Horseshoe Bend's school district has a stack of problems. They have had embezzlement problems (as do many parts of Boise County government), a big drop in student enrollment after they went to a 4 day week, a principal with two wives (one a former student in the high school), and yet they are one of the better districts in the state in spite of a nearly stereotypical blue collar rural population. They keep asking voters to approve bond measures to keep them operating. This
11/11/01 San Francisco Chronicle article is old news, but still disturbing:
San Francisco school officials misspent and mismanaged tens of millions of dollars for school repairs and modernization projects -- and then covered it up to win voter approval for more funds, a Chronicle investigation found.
During the past 13 years, the city's school district raised $337 million through four voter-approved bond and tax measures, but nearly all the money is gone and many promised facility improvements have not been completed or were never even begun.

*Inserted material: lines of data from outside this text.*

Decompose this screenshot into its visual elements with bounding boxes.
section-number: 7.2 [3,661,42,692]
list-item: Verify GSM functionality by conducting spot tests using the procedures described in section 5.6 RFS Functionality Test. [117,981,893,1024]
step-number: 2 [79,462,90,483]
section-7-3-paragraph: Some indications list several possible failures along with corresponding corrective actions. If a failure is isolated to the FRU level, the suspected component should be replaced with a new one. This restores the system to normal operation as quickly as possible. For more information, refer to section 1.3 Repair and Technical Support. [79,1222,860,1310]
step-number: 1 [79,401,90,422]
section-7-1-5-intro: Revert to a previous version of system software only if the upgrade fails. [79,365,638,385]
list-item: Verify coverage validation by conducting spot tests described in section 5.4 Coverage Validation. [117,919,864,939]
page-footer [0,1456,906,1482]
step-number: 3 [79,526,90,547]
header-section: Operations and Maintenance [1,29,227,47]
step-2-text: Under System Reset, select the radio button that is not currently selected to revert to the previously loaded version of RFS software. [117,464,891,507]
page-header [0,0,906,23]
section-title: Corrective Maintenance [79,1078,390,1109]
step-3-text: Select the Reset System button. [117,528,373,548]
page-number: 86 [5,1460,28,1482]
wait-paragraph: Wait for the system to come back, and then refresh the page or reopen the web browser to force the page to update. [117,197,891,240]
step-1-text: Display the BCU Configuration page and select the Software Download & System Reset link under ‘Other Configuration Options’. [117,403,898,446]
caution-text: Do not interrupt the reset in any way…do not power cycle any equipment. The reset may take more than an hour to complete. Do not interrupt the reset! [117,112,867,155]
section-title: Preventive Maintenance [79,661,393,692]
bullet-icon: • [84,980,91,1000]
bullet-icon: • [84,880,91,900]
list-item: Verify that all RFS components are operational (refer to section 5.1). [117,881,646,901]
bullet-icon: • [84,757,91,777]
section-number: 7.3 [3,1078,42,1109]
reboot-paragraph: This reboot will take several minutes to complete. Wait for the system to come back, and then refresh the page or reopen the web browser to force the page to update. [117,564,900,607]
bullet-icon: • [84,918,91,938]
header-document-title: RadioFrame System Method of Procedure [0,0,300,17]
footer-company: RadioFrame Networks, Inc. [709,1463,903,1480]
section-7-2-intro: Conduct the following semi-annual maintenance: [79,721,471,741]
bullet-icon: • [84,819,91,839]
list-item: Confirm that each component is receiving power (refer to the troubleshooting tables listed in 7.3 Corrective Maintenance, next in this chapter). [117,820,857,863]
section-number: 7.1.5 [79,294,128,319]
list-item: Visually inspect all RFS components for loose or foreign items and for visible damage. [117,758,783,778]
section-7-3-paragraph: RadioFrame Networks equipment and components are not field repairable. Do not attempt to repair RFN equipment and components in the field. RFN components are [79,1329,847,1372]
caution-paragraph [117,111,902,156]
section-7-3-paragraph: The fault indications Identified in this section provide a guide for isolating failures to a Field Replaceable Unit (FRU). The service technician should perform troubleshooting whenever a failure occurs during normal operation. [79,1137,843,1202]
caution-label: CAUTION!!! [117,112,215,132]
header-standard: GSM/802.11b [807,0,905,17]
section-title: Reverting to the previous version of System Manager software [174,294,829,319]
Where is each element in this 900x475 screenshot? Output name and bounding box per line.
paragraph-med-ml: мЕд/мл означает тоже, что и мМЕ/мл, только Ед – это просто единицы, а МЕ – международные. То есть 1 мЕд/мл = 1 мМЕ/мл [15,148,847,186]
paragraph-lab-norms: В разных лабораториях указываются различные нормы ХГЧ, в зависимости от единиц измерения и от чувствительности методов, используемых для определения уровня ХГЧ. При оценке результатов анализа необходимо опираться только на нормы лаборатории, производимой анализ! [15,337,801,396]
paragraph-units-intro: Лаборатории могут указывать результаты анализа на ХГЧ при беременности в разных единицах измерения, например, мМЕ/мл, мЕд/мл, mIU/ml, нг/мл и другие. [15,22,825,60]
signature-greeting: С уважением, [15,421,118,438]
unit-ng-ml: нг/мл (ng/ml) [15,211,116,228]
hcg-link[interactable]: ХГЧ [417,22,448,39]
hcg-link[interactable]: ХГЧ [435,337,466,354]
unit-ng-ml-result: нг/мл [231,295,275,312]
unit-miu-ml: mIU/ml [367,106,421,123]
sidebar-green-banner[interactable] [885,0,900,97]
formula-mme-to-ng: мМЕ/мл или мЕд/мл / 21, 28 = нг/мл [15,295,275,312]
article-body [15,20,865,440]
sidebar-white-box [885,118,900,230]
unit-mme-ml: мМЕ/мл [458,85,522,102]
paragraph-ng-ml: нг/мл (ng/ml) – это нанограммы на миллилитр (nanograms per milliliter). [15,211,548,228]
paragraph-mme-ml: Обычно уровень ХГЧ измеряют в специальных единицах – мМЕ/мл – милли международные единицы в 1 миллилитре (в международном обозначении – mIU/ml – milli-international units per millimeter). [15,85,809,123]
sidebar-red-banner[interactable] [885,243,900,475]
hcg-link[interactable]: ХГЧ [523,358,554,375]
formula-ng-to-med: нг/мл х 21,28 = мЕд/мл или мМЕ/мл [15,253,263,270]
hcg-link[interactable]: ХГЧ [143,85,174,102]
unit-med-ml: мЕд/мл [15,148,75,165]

Records show San Francisco Unified School District used as much as $100 million of the bond and tax money to support a sprawling bureaucracy and to finance ill-conceived construction projects that ran far over budget or were never mentioned to voters.
Most of that money -- as much as $68 million -- was spent on salaries for nonteaching employees, including several officials who are now the focus of corruption investigations.
As a result, elementary school children in South of Market attend classes in seismically unsafe bungalows. An earthquake-damaged building near the Civic Center that was planned to be a new home for the city's acclaimed performing arts high school sits abandoned. Many schools remain inaccessible to the disabled. Others contain asbestos, lead and other hazardous materials.
Progressives wonder why voters so seldom give a blank check to public schools.